1) Młodzież? - no najprawdopodobniej ale w zestawie "nagród" (kurczę dlaczego to tak nazwali?) nie znajdą tam raczej nic dla siebie bo torba na zakupy czy deska do krojenia chyba nie jest szczytem marzeń :/
No chyba, ze za 10 litrów Coli "rarytasem" może być serduszko wysłane na naszą-klasę (ale to juz bardziej oznaka uwielbienia KOGOŚ a nie marki ;)... no i super pomysł! Reklama C-C na n-k za którą jeszcze "płaci" klient! Nazywając to na stronie "programem lojalnosciowym" - To się nazywa tupet!)
Młodzież może pokusić się chyba jeszcze jedynie na misia lub plecak za 700 litrów.... woreczek w dłoń i zbiórka po znajomych :)
P.S.
Właśnie doczytałam w Regulaminie, że młodzież jednak nie może brać udziału. Tzw. Uczestnik programu musi być pełnoletni... Także młodzież odpada.
2) Panie domu? - tzw. kury domowe, dbające o ciepło ogniska domowego oraz zdrowie swojej rodziny, dla wspaniałego fartuszka (za 40 litrów) lub rękawicy kuchennej (za 50 litrów) albo jakże efektownej! - deski do krojenia (za 150litrów) - zdrowia rodziny raczej narażać nie będą... no chyba, że się mylę i z lojalności do marki poświecą nawet swoja rodzinę....

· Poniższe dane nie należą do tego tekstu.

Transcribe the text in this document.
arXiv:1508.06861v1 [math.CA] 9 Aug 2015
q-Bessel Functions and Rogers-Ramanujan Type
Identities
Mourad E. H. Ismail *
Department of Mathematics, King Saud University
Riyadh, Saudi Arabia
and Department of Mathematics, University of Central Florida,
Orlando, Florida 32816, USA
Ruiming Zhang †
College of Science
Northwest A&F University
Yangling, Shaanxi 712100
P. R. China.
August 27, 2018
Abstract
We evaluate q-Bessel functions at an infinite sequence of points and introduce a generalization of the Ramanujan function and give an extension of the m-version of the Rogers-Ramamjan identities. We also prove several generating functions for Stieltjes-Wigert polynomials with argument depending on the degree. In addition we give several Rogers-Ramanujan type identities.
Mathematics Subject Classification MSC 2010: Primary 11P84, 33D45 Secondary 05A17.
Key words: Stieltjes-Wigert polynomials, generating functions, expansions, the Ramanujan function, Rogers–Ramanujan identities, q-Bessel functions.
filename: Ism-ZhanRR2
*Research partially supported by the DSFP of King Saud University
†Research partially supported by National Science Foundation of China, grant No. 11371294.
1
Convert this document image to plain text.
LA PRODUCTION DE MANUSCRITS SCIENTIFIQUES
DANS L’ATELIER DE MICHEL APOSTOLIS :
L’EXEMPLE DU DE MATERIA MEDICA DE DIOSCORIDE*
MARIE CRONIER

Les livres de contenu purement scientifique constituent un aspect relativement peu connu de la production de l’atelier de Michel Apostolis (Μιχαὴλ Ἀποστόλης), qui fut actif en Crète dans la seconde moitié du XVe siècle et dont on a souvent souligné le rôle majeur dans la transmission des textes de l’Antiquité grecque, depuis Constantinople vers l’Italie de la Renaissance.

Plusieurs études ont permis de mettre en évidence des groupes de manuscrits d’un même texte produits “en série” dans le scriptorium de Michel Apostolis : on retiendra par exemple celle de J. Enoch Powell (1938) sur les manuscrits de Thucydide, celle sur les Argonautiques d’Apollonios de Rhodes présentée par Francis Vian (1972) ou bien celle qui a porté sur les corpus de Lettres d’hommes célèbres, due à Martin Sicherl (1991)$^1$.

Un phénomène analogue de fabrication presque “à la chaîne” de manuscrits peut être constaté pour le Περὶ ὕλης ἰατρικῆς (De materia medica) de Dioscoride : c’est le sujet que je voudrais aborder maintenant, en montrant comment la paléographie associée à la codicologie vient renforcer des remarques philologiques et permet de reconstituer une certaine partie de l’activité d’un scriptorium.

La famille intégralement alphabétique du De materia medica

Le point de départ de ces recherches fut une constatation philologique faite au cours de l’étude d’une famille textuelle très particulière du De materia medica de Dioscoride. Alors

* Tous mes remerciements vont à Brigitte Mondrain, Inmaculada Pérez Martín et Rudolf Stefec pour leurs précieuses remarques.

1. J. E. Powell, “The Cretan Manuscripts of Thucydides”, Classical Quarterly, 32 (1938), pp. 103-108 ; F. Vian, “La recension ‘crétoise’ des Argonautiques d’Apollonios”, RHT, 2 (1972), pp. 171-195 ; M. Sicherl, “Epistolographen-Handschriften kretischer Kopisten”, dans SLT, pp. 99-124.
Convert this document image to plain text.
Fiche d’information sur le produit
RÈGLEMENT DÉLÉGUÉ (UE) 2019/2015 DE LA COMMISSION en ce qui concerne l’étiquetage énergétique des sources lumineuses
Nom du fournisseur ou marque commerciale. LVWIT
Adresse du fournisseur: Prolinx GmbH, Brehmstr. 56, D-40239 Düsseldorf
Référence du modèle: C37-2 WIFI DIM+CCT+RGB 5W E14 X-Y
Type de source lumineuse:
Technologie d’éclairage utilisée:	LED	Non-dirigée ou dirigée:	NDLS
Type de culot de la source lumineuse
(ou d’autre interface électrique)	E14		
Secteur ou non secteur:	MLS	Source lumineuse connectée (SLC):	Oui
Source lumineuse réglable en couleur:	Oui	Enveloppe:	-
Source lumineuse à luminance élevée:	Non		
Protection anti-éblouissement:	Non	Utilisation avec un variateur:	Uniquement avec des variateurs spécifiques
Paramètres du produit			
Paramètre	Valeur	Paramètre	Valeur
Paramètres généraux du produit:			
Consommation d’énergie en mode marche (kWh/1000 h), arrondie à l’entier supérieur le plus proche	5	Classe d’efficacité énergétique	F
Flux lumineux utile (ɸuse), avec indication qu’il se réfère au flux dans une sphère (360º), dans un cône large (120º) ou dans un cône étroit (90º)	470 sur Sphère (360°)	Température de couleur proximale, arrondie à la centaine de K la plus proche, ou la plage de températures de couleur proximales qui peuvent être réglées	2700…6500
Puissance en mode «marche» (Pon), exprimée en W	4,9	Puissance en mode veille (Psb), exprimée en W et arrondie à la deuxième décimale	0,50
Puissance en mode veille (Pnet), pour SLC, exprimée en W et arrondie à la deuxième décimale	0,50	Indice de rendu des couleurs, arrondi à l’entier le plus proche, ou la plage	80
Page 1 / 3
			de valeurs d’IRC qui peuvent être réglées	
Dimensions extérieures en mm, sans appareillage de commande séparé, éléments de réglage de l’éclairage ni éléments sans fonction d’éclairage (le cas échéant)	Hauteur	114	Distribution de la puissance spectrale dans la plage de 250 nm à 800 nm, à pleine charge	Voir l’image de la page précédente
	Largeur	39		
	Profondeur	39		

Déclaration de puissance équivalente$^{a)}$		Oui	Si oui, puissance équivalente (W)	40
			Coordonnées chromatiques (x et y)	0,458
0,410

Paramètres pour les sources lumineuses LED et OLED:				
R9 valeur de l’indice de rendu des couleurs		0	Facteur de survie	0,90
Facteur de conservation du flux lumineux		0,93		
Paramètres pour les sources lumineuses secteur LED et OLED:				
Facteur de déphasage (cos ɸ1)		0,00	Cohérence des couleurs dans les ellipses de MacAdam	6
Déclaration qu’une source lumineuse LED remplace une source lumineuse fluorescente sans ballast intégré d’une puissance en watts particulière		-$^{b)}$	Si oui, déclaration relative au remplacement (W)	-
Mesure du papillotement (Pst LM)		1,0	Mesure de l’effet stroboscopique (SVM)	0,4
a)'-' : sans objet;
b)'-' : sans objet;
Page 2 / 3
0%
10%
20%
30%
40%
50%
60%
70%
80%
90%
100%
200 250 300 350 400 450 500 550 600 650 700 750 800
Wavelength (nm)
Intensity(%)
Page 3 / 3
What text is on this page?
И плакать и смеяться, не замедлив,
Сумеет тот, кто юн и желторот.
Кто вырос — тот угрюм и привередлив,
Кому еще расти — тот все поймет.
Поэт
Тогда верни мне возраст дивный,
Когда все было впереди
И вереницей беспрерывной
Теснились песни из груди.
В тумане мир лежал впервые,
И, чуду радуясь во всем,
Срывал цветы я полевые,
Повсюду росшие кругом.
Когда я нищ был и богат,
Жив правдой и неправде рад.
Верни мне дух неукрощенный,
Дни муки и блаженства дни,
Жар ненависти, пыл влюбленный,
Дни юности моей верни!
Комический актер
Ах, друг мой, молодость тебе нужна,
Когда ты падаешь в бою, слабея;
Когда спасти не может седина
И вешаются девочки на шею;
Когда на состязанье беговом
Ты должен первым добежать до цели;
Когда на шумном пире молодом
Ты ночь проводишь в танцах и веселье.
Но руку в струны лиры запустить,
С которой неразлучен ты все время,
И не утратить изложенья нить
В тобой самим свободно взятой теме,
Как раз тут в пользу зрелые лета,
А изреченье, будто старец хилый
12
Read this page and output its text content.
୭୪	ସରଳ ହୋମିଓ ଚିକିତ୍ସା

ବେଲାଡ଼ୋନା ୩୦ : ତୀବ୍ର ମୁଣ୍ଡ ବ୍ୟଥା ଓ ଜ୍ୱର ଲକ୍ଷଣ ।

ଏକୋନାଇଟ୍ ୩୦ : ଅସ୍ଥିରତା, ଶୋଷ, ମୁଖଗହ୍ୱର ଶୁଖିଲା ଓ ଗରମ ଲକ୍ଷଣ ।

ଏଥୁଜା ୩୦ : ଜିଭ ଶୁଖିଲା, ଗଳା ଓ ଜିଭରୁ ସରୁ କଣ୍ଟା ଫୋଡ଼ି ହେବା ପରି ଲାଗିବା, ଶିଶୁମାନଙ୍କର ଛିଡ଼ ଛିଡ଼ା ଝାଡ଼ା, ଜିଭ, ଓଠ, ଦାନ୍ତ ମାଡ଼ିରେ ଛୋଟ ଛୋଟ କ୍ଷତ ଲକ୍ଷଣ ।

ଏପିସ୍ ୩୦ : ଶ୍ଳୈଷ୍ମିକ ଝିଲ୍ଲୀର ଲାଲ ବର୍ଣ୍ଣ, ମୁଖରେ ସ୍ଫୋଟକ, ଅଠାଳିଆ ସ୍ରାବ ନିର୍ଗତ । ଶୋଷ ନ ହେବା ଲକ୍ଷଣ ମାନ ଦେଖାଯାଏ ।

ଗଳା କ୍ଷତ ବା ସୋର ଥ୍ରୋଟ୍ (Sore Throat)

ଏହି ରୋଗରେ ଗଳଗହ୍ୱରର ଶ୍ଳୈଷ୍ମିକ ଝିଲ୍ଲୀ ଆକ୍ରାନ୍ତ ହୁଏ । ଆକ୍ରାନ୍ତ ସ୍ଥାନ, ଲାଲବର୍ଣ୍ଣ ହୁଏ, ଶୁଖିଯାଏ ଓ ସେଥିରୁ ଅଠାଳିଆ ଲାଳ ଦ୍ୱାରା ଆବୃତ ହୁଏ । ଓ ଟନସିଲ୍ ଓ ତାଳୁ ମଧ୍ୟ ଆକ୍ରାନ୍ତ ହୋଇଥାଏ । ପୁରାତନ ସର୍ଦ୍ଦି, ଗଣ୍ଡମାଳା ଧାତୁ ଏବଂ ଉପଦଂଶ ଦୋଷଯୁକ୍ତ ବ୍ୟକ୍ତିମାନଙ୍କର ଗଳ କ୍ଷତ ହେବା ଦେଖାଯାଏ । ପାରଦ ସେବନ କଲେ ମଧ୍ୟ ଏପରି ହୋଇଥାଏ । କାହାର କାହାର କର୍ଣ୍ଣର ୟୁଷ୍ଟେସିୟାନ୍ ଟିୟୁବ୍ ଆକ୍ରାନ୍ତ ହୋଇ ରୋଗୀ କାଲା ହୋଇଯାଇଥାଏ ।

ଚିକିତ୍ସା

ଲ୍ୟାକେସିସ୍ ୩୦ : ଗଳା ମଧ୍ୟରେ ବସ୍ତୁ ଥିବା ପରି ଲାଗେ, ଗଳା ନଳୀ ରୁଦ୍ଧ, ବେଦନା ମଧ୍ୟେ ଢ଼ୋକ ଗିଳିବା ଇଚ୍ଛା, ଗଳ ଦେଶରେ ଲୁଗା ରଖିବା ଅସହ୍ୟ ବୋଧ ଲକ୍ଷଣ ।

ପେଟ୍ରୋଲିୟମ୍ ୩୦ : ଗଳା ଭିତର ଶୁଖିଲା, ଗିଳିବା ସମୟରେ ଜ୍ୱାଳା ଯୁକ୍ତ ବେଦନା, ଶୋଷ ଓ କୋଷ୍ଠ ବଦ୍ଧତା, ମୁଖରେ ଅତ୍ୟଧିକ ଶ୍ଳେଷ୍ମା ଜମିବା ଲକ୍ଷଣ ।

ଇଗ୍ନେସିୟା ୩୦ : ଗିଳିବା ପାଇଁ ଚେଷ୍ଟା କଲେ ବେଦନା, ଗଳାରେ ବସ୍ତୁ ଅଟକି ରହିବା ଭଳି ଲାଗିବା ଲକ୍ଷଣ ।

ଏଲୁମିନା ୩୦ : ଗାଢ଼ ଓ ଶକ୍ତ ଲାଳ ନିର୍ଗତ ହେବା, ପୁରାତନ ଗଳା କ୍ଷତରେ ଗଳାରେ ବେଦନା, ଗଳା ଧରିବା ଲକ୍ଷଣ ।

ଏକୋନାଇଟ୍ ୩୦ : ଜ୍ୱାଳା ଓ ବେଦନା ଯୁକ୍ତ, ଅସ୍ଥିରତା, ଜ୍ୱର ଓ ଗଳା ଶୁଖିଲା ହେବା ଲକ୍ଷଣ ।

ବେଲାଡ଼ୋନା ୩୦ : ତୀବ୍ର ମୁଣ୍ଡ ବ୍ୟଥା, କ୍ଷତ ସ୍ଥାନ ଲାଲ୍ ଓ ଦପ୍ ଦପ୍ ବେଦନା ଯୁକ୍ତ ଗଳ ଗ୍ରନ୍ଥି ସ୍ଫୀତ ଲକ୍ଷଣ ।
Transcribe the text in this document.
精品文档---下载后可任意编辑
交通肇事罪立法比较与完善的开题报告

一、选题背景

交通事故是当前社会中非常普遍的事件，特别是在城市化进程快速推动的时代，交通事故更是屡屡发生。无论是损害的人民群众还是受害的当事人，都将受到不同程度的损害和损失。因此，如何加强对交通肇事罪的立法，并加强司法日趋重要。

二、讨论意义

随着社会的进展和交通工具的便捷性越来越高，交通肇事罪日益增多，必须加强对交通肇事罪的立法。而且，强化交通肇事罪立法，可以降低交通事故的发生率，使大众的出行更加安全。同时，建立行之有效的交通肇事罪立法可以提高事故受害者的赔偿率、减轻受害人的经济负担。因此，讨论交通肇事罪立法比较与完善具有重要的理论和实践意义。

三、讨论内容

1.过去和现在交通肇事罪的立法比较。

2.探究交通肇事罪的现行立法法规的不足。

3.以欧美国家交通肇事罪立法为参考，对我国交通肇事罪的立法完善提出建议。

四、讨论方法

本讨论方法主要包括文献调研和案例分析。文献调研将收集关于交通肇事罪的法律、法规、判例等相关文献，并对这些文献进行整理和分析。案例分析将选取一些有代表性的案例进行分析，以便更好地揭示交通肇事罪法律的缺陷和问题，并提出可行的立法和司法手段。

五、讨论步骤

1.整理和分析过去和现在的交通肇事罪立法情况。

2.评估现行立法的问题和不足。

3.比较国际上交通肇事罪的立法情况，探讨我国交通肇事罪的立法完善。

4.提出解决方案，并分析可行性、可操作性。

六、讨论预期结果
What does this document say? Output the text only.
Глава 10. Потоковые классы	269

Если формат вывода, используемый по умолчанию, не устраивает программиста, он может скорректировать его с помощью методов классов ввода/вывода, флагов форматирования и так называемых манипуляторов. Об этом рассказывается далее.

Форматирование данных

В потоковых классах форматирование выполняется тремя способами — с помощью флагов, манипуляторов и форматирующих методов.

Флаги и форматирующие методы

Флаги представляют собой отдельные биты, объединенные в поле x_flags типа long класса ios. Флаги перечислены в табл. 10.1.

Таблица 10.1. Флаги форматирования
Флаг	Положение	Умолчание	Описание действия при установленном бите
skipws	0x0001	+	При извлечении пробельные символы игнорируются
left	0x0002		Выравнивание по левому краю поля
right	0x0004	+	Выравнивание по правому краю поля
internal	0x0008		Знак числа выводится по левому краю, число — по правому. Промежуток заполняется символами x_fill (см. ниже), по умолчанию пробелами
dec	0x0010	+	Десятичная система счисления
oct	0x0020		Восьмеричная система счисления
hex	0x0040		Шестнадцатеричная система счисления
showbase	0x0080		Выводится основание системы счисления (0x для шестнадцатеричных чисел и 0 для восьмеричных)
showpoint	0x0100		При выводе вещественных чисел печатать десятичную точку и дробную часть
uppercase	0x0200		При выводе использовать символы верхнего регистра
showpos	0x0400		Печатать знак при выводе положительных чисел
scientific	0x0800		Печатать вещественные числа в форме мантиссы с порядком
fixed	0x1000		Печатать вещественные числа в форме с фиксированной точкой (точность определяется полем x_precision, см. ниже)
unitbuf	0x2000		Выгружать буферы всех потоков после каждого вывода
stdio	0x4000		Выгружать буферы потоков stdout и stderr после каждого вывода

3) Single? - No to jest nawet prawdopodobne.... i tak piją dużo swojego "bezcennego" napoju więc są lojalni, nie muszą się martwić o zdrowie rodziny, gadgety fajowe – czapką z daszkiem to można nawet "wyrywać" dziewczyny w klubie a polarkowy kocyk się przyda w samochodzie ;)
Przenośna lodówka! Słodkie! Można w niej przechowywać piwo! (upsss [gong] skucha - to nielojalne tak myśleć).
Torba podróżna też jest fajna dla singla co się dużo "przemieszcza" ;) ... Tylko dlaczego katalog "prezentów" "zatytułowano": Małe rodzinne przyjemności?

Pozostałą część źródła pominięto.